Someone with SEMD, aggrecan type will have almost no nasal cartilage. The nasal cartilage is the soft bone-like structure that gives the nose its shape. SEMD, aggrecan type will cause the top and the bottom of the mouth to be misaligned. This means that either the top or the bottom of the mouth will stick out further than it should. SEMD, aggrecan type will also cause macrocephaly (large head).
SEMD, aggrecan type will cause growth problems in the femur (thigh bone) and the spine (the group of bones that run along a person’s back). The bones that make up the spine are called vertebrae. SEMD, aggrecan type will cause the vertebrae to be flat. It also causes short fingers and toes.
SEMD, aggrecan type is passed down from parents to their children through genes. Genes are segments of DNA that act as the body’s instruction manual. DNA is a “code” made up of small parts called nucleotides. A mutation is when one or more nucleotides in the DNA “code” that makes up a gene is changed. SEMD, aggrecan type is caused by a mutation in a gene called AGC1. AGC1 is a gene that codes for bone growth.

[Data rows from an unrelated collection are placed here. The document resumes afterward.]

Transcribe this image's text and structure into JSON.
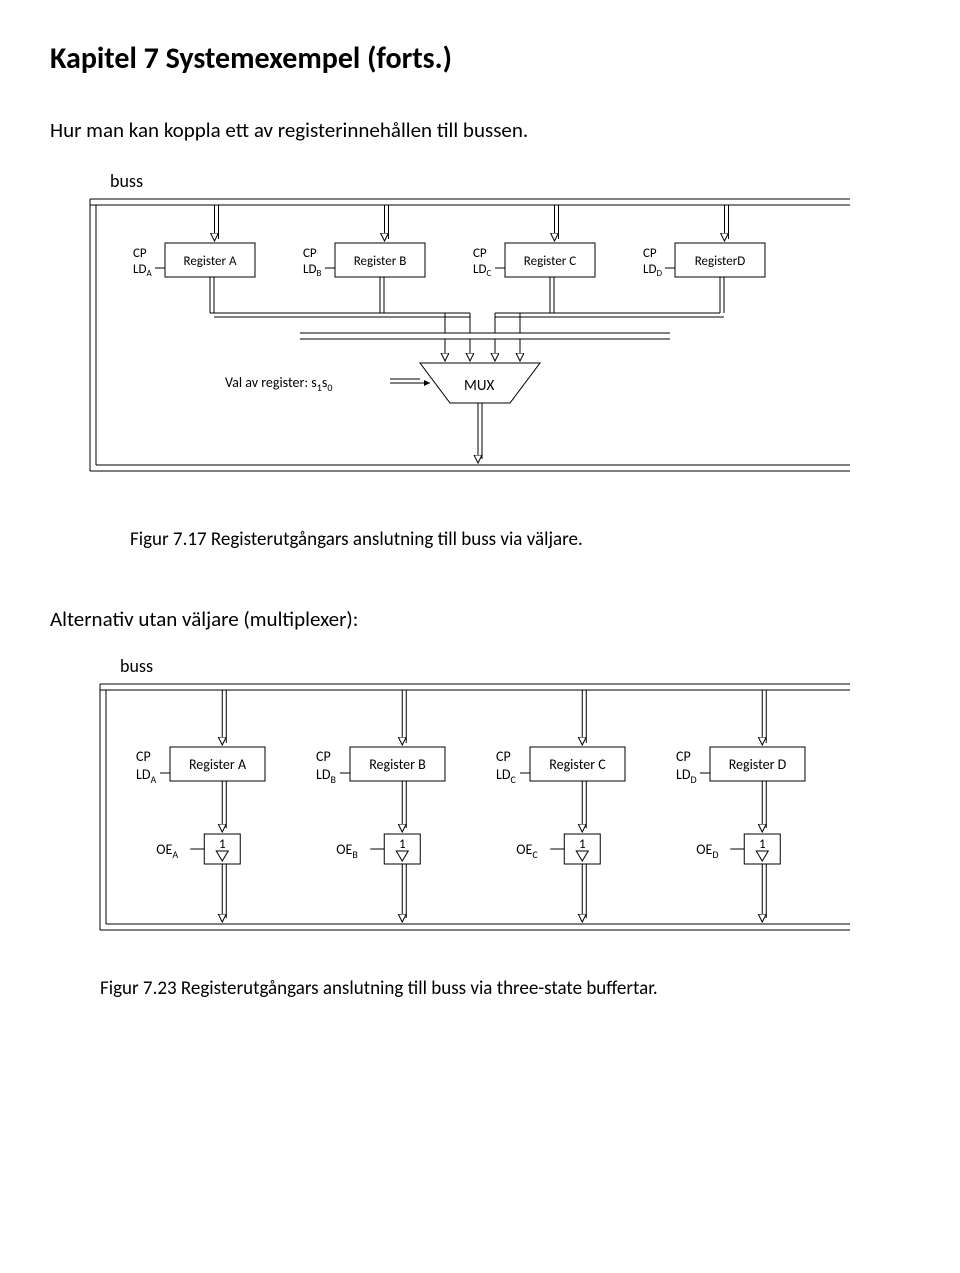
{
  "page_title": "Kapitel 7 Systemexempel (forts.)",
  "intro_text": "Hur man kan koppla ett av registerinnehållen till bussen.",
  "fig1": {
    "bus_label": "buss",
    "registers": [
      {
        "cp": "CP",
        "ld": "LD",
        "sub": "A",
        "name": "Register A"
      },
      {
        "cp": "CP",
        "ld": "LD",
        "sub": "B",
        "name": "Register B"
      },
      {
        "cp": "CP",
        "ld": "LD",
        "sub": "C",
        "name": "Register C"
      },
      {
        "cp": "CP",
        "ld": "LD",
        "sub": "D",
        "name": "RegisterD"
      }
    ],
    "mux_label": "MUX",
    "sel_label": "Val av register: s",
    "sel_sub1": "1",
    "sel_sub0": "0",
    "sel_s2": "s",
    "caption": "Figur 7.17  Registerutgångars anslutning till buss via väljare."
  },
  "alt_text": "Alternativ utan väljare (multiplexer):",
  "fig2": {
    "bus_label": "buss",
    "registers": [
      {
        "cp": "CP",
        "ld": "LD",
        "sub": "A",
        "name": "Register A",
        "oe": "OE",
        "buf": "1"
      },
      {
        "cp": "CP",
        "ld": "LD",
        "sub": "B",
        "name": "Register B",
        "oe": "OE",
        "buf": "1"
      },
      {
        "cp": "CP",
        "ld": "LD",
        "sub": "C",
        "name": "Register C",
        "oe": "OE",
        "buf": "1"
      },
      {
        "cp": "CP",
        "ld": "LD",
        "sub": "D",
        "name": "Register D",
        "oe": "OE",
        "buf": "1"
      }
    ],
    "caption": "Figur 7.23  Registerutgångars anslutning till buss via three-state buffertar."
  },
  "style": {
    "stroke": "#000000",
    "stroke_width": 1,
    "font_size_label": 14,
    "font_size_small": 11,
    "font_size_bus": 18
  }
}
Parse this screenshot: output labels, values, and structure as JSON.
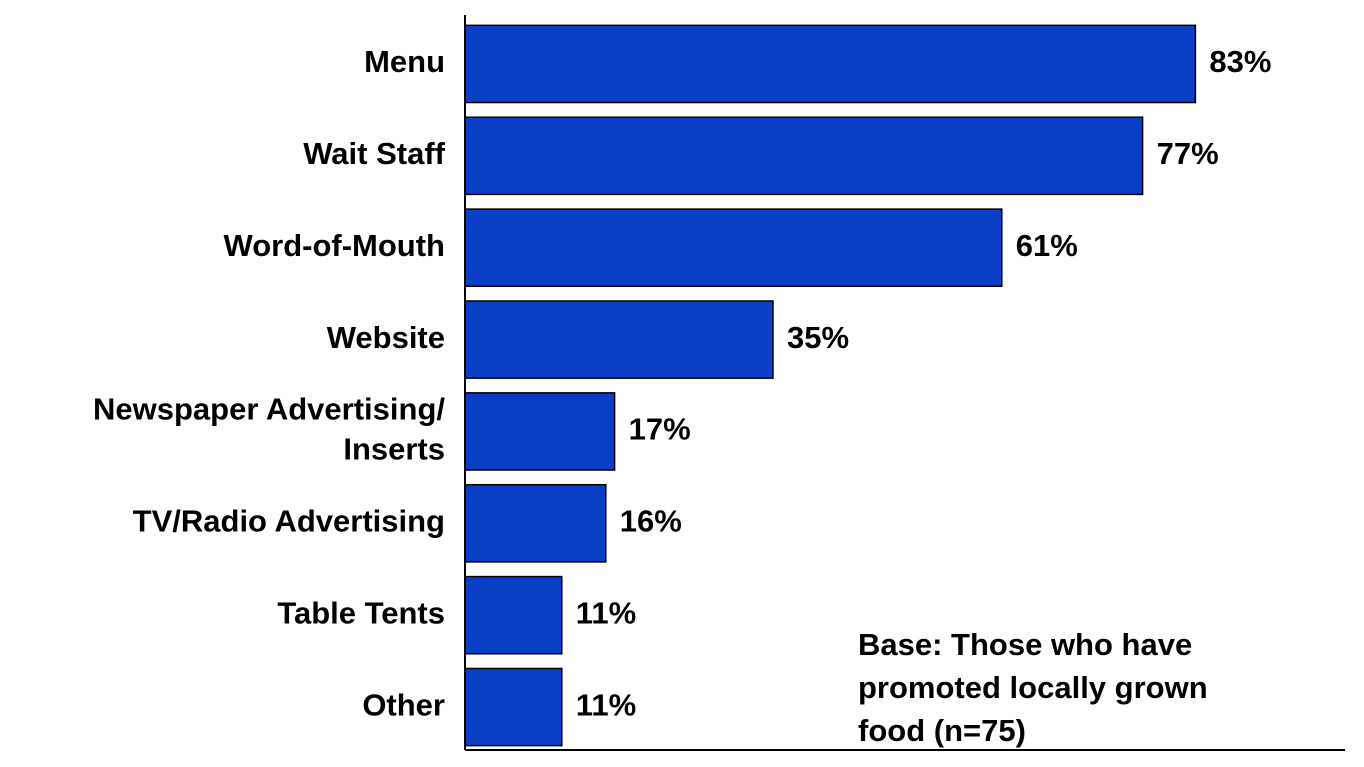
{
  "chart_data": {
    "type": "bar",
    "orientation": "horizontal",
    "categories": [
      "Menu",
      "Wait Staff",
      "Word-of-Mouth",
      "Website",
      "Newspaper Advertising/\nInserts",
      "TV/Radio Advertising",
      "Table Tents",
      "Other"
    ],
    "values": [
      83,
      77,
      61,
      35,
      17,
      16,
      11,
      11
    ],
    "value_labels": [
      "83%",
      "77%",
      "61%",
      "35%",
      "17%",
      "16%",
      "11%",
      "11%"
    ],
    "color": "#0a3ec4",
    "xlim": [
      0,
      100
    ],
    "annotation": "Base: Those who have\npromoted locally grown\nfood (n=75)"
  }
}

A person receives genes from both parents. SEMD, aggrecan type is inherited in an autosomal recessive pattern. This means that both parents must pass down a mutation to the child for the child to have SEMD, aggrecan type. If you or a family member has been diagnosed with SEMD, aggrecan type, talk to your doctor about the most current treatment options. Support groups are also good sources of support and information.